Joint Network-and-Server Congestion in Multi-Source Traffic Allocation: A Convex Formulation and Price-Based Decentralization
Tamoghna Sarkar, Bhaskar Krishnamachari
TL;DR
This work tackles a joint network-and-server congestion problem where end-to-end delay is driven by rate-dependent access delays $D_{ij}(\lambda_{ij})$ and load-dependent server delays $D_j(\Lambda_j)$. It proves the problem is convex and derives a Wardrop-type optimality condition using total marginal costs $C_{ij}(\lambda_{ij})$ and $C_j(\Lambda_j)$, enabling a light-weight, price-based decentralization in which each service node broadcasts a scalar price $p_j$ and sources solve simple separable convex subproblems. The proposed distributed algorithm converges to the centralized optimum under standard stepsize conditions, reproducing the same load allocations and marginal-cost equalization as the centralized solution. The framework applies to diverse distributed systems (e.g., HetNets, Cloud-RAN/vRAN, pub-sub brokers, edge-to-cloud offloading) and provides a provable performance benchmark with interpretable signaling, facilitating evaluation of heuristic or data-driven approaches in practice.
Abstract
This paper studies an important rate allocation problem that arises in many networked and distributed systems: steady-state traffic rate allocation from multiple sources to multiple service nodes when both (i) the access-path delay on each source-node route is rate-dependent (capacity-constrained) and convex, and (ii) each service node (also capacity-constrained) experiences a load-dependent queueing delay driven by aggregate load from all sources. We show that the resulting flow-weighted end-to-end delay minimization is a convex program, yielding a global system-optimal solution characterized by KKT conditions that equalize total marginal costs (a path marginal access term plus a node congestion price) across all utilized routes.

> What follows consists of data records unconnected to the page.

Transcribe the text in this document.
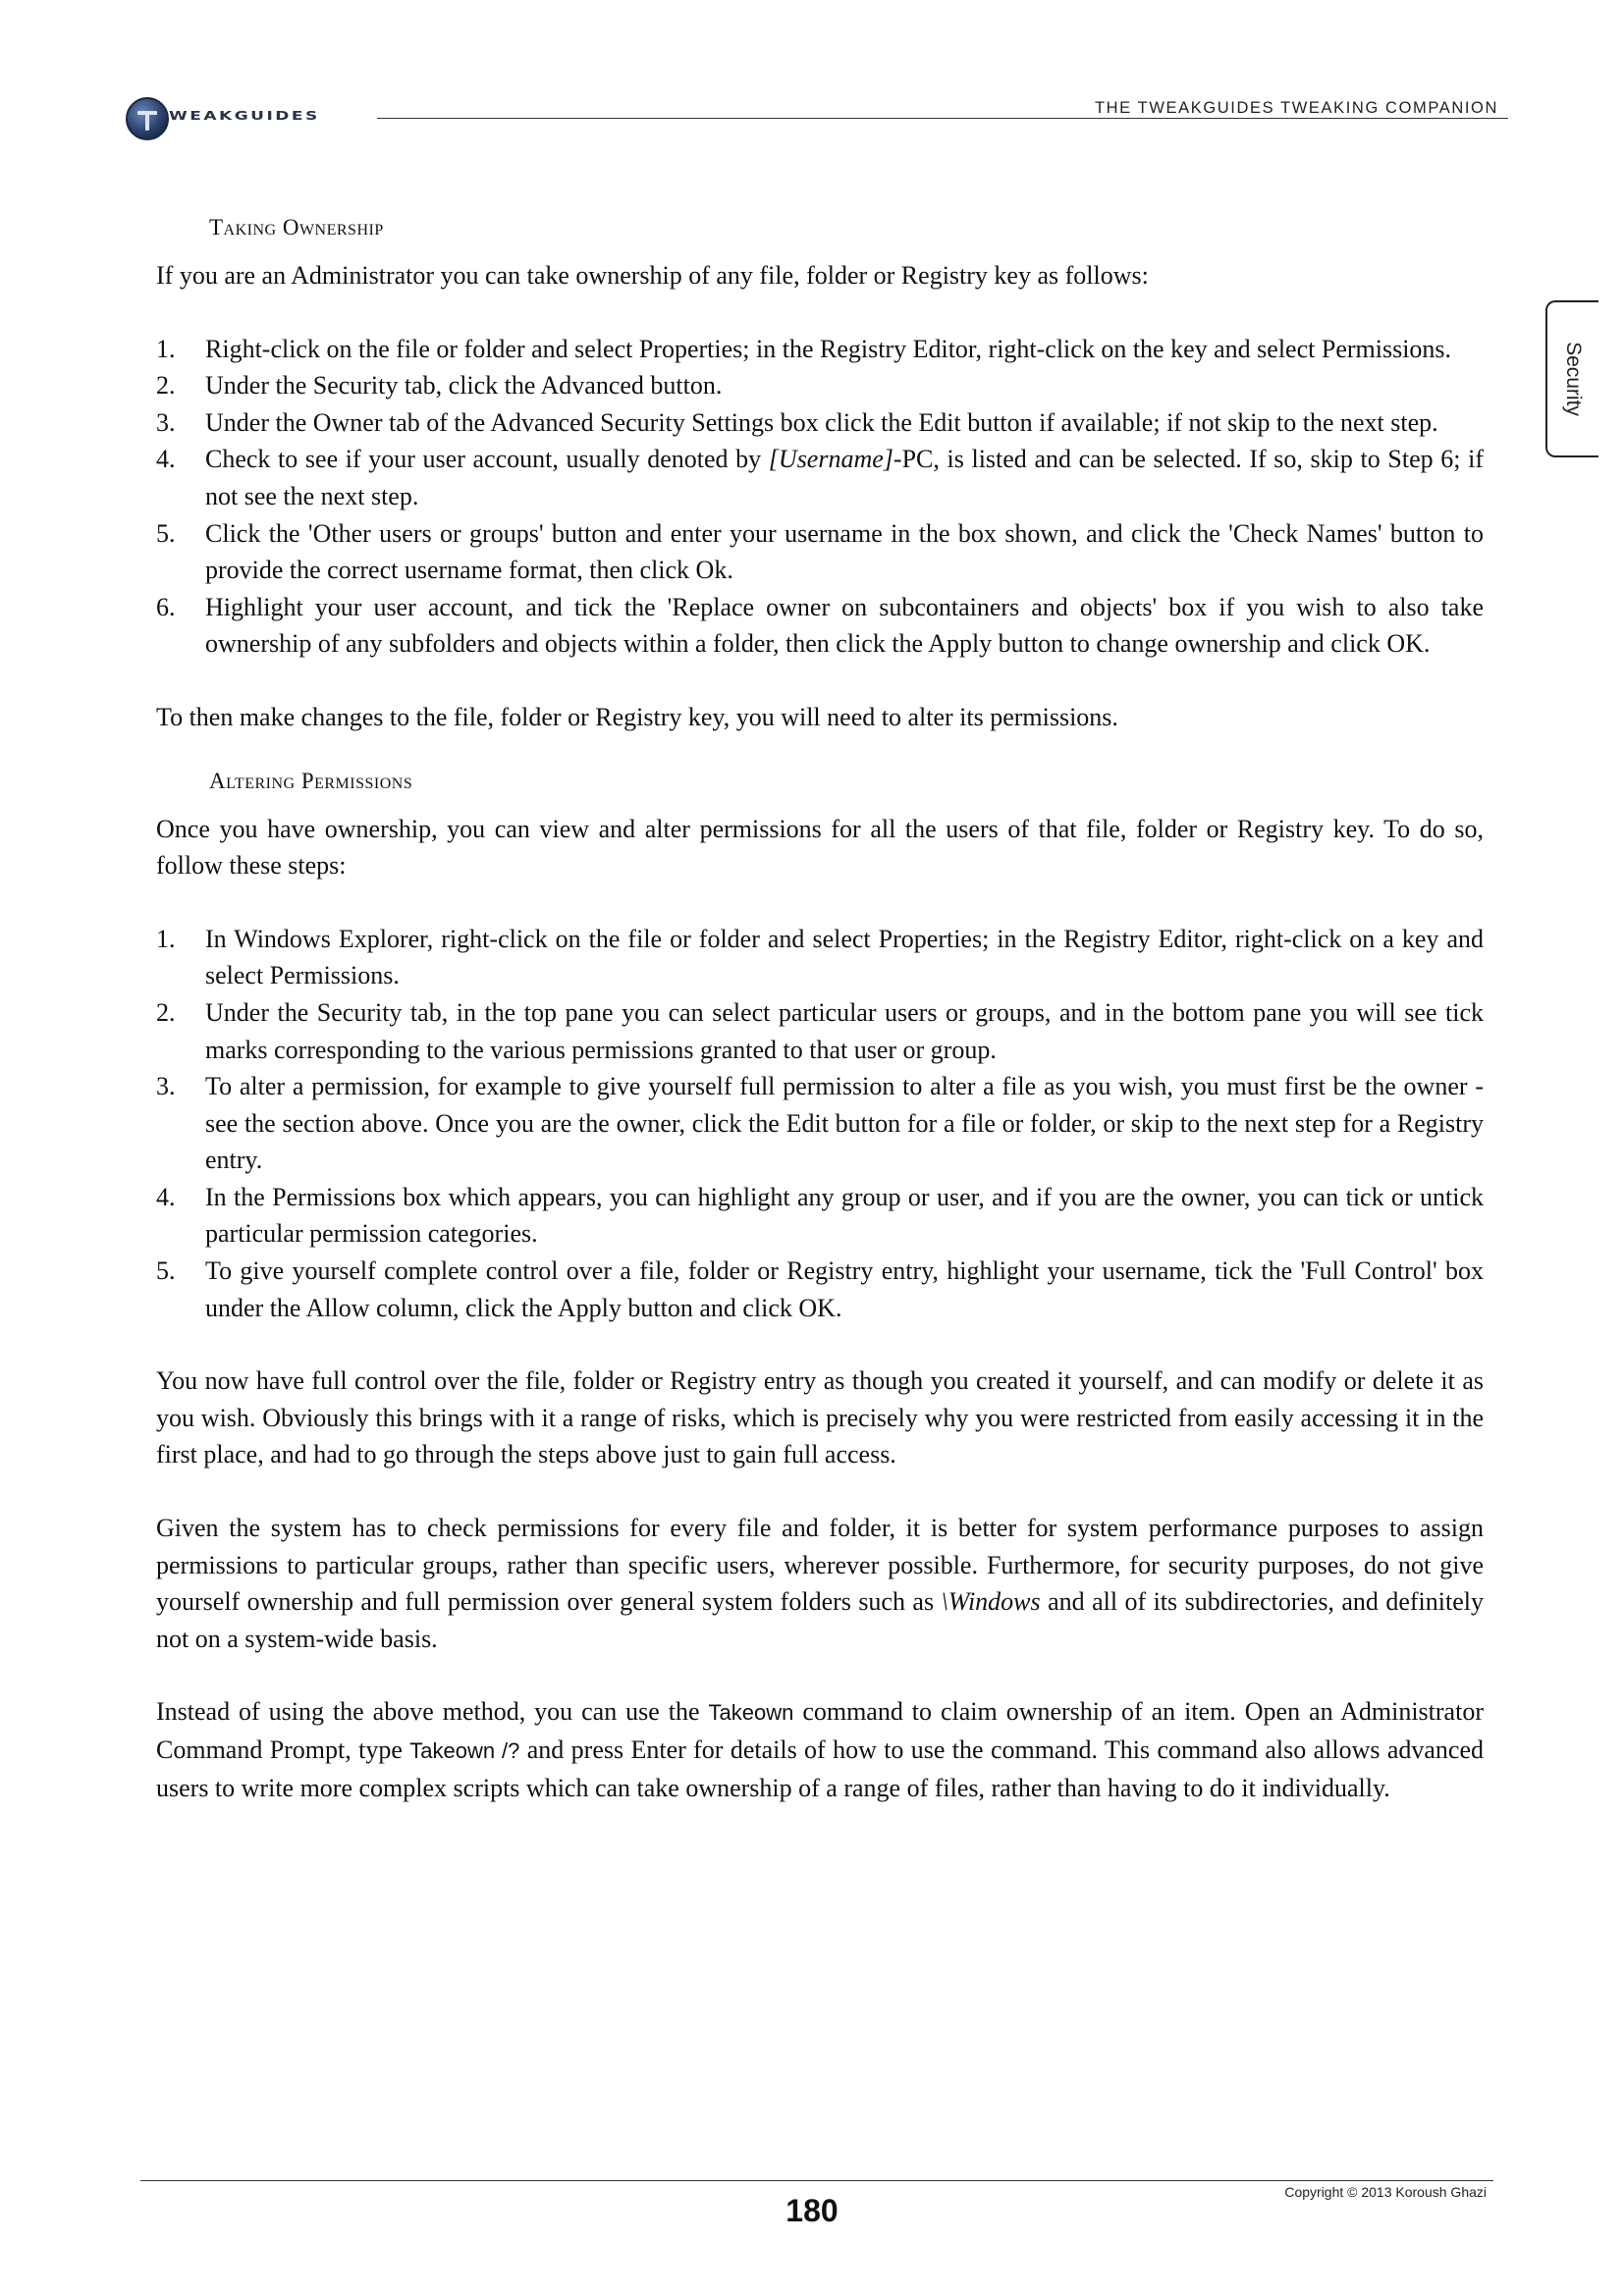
WEAKGUIDES	THE TWEAKGUIDES TWEAKING COMPANION
Security
Taking Ownership

If you are an Administrator you can take ownership of any file, folder or Registry key as follows:

1. Right-click on the file or folder and select Properties; in the Registry Editor, right-click on the key and select Permissions.
2. Under the Security tab, click the Advanced button.
3. Under the Owner tab of the Advanced Security Settings box click the Edit button if available; if not skip to the next step.
4. Check to see if your user account, usually denoted by [Username]-PC, is listed and can be selected. If so, skip to Step 6; if not see the next step.
5. Click the 'Other users or groups' button and enter your username in the box shown, and click the 'Check Names' button to provide the correct username format, then click Ok.
6. Highlight your user account, and tick the 'Replace owner on subcontainers and objects' box if you wish to also take ownership of any subfolders and objects within a folder, then click the Apply button to change ownership and click OK.

To then make changes to the file, folder or Registry key, you will need to alter its permissions.

Altering Permissions

Once you have ownership, you can view and alter permissions for all the users of that file, folder or Registry key. To do so, follow these steps:

1. In Windows Explorer, right-click on the file or folder and select Properties; in the Registry Editor, right-click on a key and select Permissions.
2. Under the Security tab, in the top pane you can select particular users or groups, and in the bottom pane you will see tick marks corresponding to the various permissions granted to that user or group.
3. To alter a permission, for example to give yourself full permission to alter a file as you wish, you must first be the owner - see the section above. Once you are the owner, click the Edit button for a file or folder, or skip to the next step for a Registry entry.
4. In the Permissions box which appears, you can highlight any group or user, and if you are the owner, you can tick or untick particular permission categories.
5. To give yourself complete control over a file, folder or Registry entry, highlight your username, tick the 'Full Control' box under the Allow column, click the Apply button and click OK.

You now have full control over the file, folder or Registry entry as though you created it yourself, and can modify or delete it as you wish. Obviously this brings with it a range of risks, which is precisely why you were restricted from easily accessing it in the first place, and had to go through the steps above just to gain full access.

Given the system has to check permissions for every file and folder, it is better for system performance purposes to assign permissions to particular groups, rather than specific users, wherever possible. Furthermore, for security purposes, do not give yourself ownership and full permission over general system folders such as \Windows and all of its subdirectories, and definitely not on a system-wide basis.

Instead of using the above method, you can use the Takeown command to claim ownership of an item. Open an Administrator Command Prompt, type Takeown /? and press Enter for details of how to use the command. This command also allows advanced users to write more complex scripts which can take ownership of a range of files, rather than having to do it individually.

180
Copyright © 2013 Koroush Ghazi
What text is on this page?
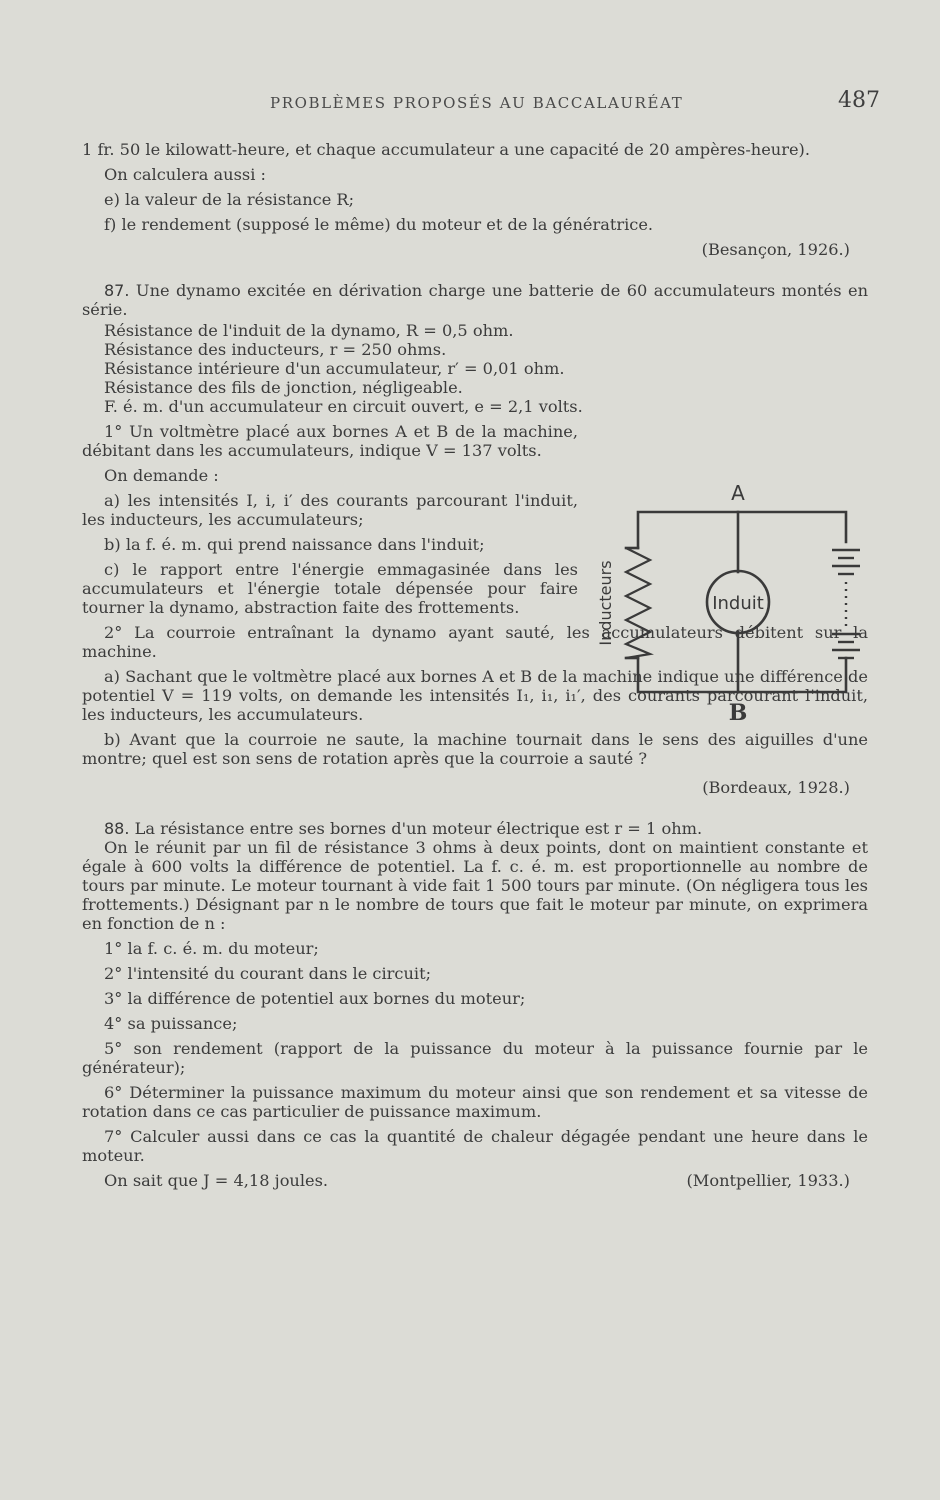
PROBLÈMES PROPOSÉS AU BACCALAURÉAT	487

1 fr. 50 le kilowatt-heure, et chaque accumulateur a une capacité de 20 ampères-heure).

On calculera aussi :

e) la valeur de la résistance R;

f) le rendement (supposé le même) du moteur et de la génératrice.

(Besançon, 1926.)

87. Une dynamo excitée en dérivation charge une batterie de 60 accumulateurs montés en série.

Résistance de l'induit de la dynamo, R = 0,5 ohm.

Résistance des inducteurs, r = 250 ohms.

Résistance intérieure d'un accumulateur, r′ = 0,01 ohm.

Résistance des fils de jonction, négligeable.

F. é. m. d'un accumulateur en circuit ouvert, e = 2,1 volts.

1° Un voltmètre placé aux bornes A et B de la machine, débitant dans les accumulateurs, indique V = 137 volts.

On demande :

a) les intensités I, i, i′ des courants parcourant l'induit, les inducteurs, les accumulateurs;

b) la f. é. m. qui prend naissance dans l'induit;

c) le rapport entre l'énergie emmagasinée dans les accumulateurs et l'énergie totale dépensée pour faire tourner la dynamo, abstraction faite des frottements.

2° La courroie entraînant la dynamo ayant sauté, les accumulateurs débitent sur la machine.

a) Sachant que le voltmètre placé aux bornes A et B de la machine indique une différence de potentiel V = 119 volts, on demande les intensités I₁, i₁, i₁′, des courants parcourant l'induit, les inducteurs, les accumulateurs.

b) Avant que la courroie ne saute, la machine tournait dans le sens des aiguilles d'une montre; quel est son sens de rotation après que la courroie a sauté ?

(Bordeaux, 1928.)

88. La résistance entre ses bornes d'un moteur électrique est r = 1 ohm.

On le réunit par un fil de résistance 3 ohms à deux points, dont on maintient constante et égale à 600 volts la différence de potentiel. La f. c. é. m. est proportionnelle au nombre de tours par minute. Le moteur tournant à vide fait 1 500 tours par minute. (On négligera tous les frottements.) Désignant par n le nombre de tours que fait le moteur par minute, on exprimera en fonction de n :

1° la f. c. é. m. du moteur;

2° l'intensité du courant dans le circuit;

3° la différence de potentiel aux bornes du moteur;

4° sa puissance;

5° son rendement (rapport de la puissance du moteur à la puissance fournie par le générateur);

6° Déterminer la puissance maximum du moteur ainsi que son rendement et sa vitesse de rotation dans ce cas particulier de puissance maximum.

7° Calculer aussi dans ce cas la quantité de chaleur dégagée pendant une heure dans le moteur.

On sait que J = 4,18 joules.	(Montpellier, 1933.)

Induit
Inducteurs
A
B
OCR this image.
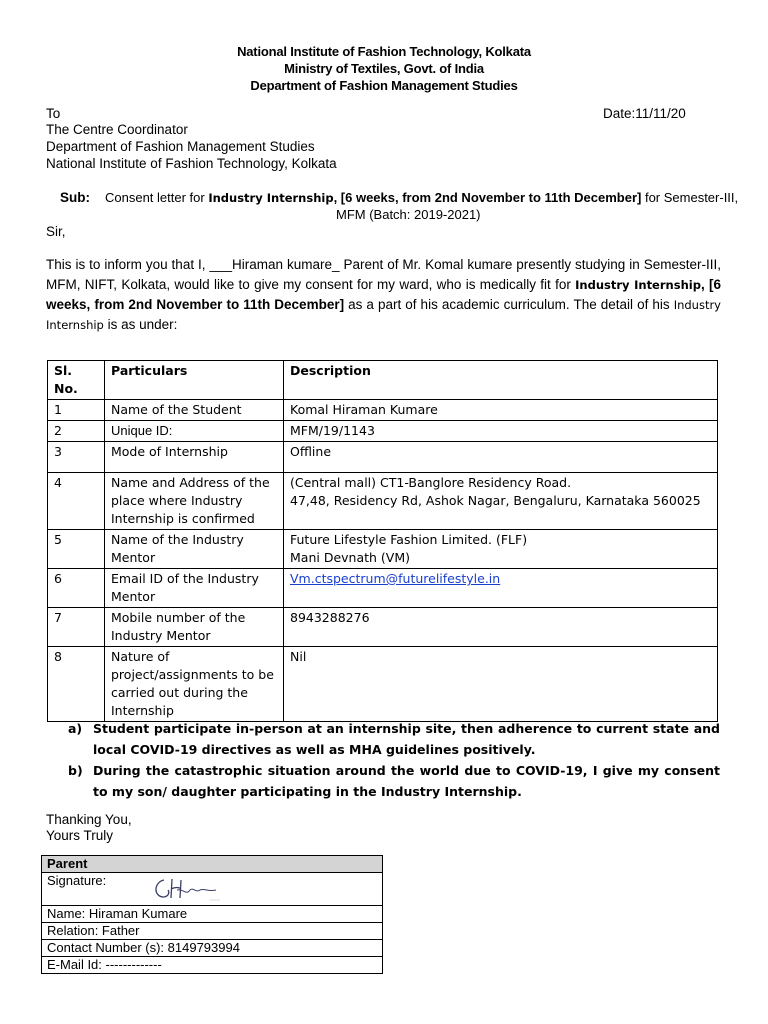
National Institute of Fashion Technology, Kolkata
Ministry of Textiles, Govt. of India
Department of Fashion Management Studies
To	Date:11/11/20
The Centre Coordinator
Department of Fashion Management Studies
National Institute of Fashion Technology, Kolkata
Sub: Consent letter for Industry Internship, [6 weeks, from 2nd November to 11th December] for Semester-III,
MFM (Batch: 2019-2021)
Sir,
This is to inform you that I, ___Hiraman kumare_ Parent of Mr. Komal kumare presently studying in Semester-III, MFM, NIFT, Kolkata, would like to give my consent for my ward, who is medically fit for Industry Internship, [6 weeks, from 2nd November to 11th December] as a part of his academic curriculum. The detail of his Industry Internship is as under:
Sl. No.	Particulars	Description
1	Name of the Student	Komal Hiraman Kumare
2	Unique ID:	MFM/19/1143
3	Mode of Internship	Offline
4	Name and Address of the place where Industry Internship is confirmed	(Central mall) CT1-Banglore Residency Road.
47,48, Residency Rd, Ashok Nagar, Bengaluru, Karnataka 560025

5	Name of the Industry Mentor	Future Lifestyle Fashion Limited. (FLF)
Mani Devnath (VM)

6	Email ID of the Industry Mentor	Vm.ctspectrum@futurelifestyle.in
7	Mobile number of the Industry Mentor	8943288276
8	Nature of project/assignments to be carried out during the Internship	Nil
a) Student participate in-person at an internship site, then adherence to current state and local COVID-19 directives as well as MHA guidelines positively.
b) During the catastrophic situation around the world due to COVID-19, I give my consent to my son/ daughter participating in the Industry Internship.
Thanking You,
Yours Truly
Parent
Signature:
Name: Hiraman Kumare
Relation: Father
Contact Number (s): 8149793994
E-Mail Id: -------------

This condition admits a Wardrop-type interpretation: for each source, all utilized options equalize total marginal cost, while any option with strictly larger total marginal cost receives no flow. Building on this structure, we develop a lightweight distributed pricing-based algorithm in which each service node locally computes and broadcasts a scalar congestion price from its observed aggregate load, while each source updates its traffic split by solving a small separable convex allocation problem under the advertised prices. Numerical illustrations demonstrate convergence of the distributed iteration to the centralized optimum and highlight the trade-offs induced by jointly modeling access and service congestion.